====== Code Formatting Standards ======
FIXME This page is a work in progress and currently NOT official! FIXME
===== General Conventions =====
As a general rule, Evergreen contributions should follow these basic conventions.
* Indents - tabs vs. spaces
* The general rule for all files needing indentation is 4 space indents, no literal tabs
* The following file types are **exceptions** to this rule
- Code written in C
- Database schema/code files (.sql files)
- Makefiles
- Plain text files
* Tokens should be separated by whitespace (i.e '$this = 1' not '$this=1')
* Opening braces should be on the same line as the corresponding token and 'else' should be "cuddled"
if ($this) {
that();
} else {
something();
}
not
if ($this)
{
that();
}
else
{
something()
}
* Control structures should be followed by spaces, function names should not (see 'if' vs 'that' above)
===== Tool Specifics =====
==== Vim ====
The following Vim options or something similar (often set via .vimrc) will help with proper indentation:
set tabstop=4
set softtabstop=4
set shiftwidth=4
set expandtab
set backspace=indent,eol,start
autocmd BufEnter ?akefile*,*txt,*out,*csv,*.c,*.h,*.sql set noet "use real tabs in Makefiles, text files, C code, and SQL files
In addition, the following VIM options have been recommended by a prominent Evergreen developer but are not actually format related :-) :
set hlsearch
vnoremap < >gv
set nobk
set whichwrap=b,s,<,>,[,]
set smartcase
filetype on
syntax enable
au BufNewFile,BufRead *.xhtml setf html
au BufNewFile,BufRead *.bsh setf java
au BufNewFile,BufRead *.ftl setf html
set bg=dark
let loaded_matchparen = 1
==== GNU Emacs ====
Add the following lines to your .emacs file and your code will meet the above standards for Perl.

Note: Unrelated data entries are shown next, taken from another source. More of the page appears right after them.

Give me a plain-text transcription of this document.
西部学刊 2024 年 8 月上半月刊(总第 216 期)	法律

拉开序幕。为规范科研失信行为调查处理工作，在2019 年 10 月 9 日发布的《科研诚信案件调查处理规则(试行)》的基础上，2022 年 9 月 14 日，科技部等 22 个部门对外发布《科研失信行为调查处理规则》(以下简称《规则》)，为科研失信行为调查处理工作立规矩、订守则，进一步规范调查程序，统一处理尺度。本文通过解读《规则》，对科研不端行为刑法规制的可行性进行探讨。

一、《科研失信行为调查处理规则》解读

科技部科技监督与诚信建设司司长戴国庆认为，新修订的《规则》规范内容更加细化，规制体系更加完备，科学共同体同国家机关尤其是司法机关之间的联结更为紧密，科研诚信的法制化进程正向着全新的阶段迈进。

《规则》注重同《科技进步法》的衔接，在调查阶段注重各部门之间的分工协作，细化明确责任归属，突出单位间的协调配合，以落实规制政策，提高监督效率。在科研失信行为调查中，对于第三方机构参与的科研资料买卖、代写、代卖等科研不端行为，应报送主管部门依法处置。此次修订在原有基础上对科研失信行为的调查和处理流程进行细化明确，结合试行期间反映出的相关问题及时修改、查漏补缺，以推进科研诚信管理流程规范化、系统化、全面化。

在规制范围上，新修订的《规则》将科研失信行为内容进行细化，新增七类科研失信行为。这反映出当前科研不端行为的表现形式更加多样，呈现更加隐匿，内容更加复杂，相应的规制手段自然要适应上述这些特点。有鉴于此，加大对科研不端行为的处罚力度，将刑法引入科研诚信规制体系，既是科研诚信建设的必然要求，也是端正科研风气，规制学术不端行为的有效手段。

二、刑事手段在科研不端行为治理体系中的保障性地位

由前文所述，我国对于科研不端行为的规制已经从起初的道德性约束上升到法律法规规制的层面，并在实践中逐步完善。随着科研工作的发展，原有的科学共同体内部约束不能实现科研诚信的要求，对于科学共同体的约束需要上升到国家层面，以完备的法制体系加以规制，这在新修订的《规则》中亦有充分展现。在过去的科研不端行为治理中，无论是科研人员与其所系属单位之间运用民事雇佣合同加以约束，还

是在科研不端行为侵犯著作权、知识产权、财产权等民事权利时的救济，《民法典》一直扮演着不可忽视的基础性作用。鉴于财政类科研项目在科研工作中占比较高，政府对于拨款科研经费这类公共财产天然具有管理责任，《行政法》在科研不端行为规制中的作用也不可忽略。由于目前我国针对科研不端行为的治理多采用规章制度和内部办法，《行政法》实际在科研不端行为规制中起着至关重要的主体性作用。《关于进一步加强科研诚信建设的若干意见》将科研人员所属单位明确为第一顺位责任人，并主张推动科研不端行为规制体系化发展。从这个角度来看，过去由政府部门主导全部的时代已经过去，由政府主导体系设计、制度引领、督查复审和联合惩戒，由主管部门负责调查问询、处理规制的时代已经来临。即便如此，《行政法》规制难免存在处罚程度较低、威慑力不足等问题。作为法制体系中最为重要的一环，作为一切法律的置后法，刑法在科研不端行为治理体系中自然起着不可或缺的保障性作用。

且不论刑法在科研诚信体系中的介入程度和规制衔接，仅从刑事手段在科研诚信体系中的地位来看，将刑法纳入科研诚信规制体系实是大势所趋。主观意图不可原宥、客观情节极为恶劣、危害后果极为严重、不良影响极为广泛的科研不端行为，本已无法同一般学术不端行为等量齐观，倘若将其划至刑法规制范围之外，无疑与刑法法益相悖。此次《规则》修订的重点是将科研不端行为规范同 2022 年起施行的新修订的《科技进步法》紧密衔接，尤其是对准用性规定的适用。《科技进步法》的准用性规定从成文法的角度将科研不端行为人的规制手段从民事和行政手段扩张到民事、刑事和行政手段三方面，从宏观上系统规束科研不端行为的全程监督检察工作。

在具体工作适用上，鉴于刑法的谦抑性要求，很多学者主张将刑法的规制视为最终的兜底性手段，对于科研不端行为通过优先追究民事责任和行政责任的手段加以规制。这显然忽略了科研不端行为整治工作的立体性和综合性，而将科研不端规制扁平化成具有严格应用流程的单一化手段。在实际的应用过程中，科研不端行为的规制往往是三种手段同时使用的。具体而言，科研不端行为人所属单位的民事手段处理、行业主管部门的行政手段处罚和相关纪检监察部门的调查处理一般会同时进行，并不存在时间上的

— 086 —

; Use cperl-mode by default
(defalias 'perl-mode 'cperl-mode)
; cperl-mode doesn't have an add-style command, so we create our
; style in a defun.
(defun evergreen-perl-style ()
"Set cperl-mode for Evergreen coding guidelines."
(setq cperl-indent-level 4
cperl-brace-offset 0
cperl-continued-brace-offset 0
cperl-label-offset -4
cperl-continued-statement-offset 4
cperl-close-paren-offset -4
cperl-indent-parens-as-block t
cperl-tab-always-indent t
cperl-merge-trailing-else t
cperl-left-aligned-indent-comments t
indent-tabs-mode nil))
; cperl-mode hook
(add-hook 'cperl-mode-hook
(lambda ()
(evergreen-perl-style)))
The above will use these style guidelines on all of your Perl sources. More advanced users might want to configure other styles for different projects and check buffer-file-name to switch styles on a per-buffer basis. You might also want to look into setting many of the cperl-electric-* variables or cperl-hairy. They add a lot of neat features for automatic code completion in Perl.
==== perltidy ====
The following options are recommended when using perltidy to format your Perl code:
* -b : Backup and modify in place
* -ce : Enable the "cuddled else" style
Example: perltidy -ce -b Object.pm
This will tidy Object.pm and move your original to Object.pm.bak. Note that this **will** clobber an existing Object.pm.bak file!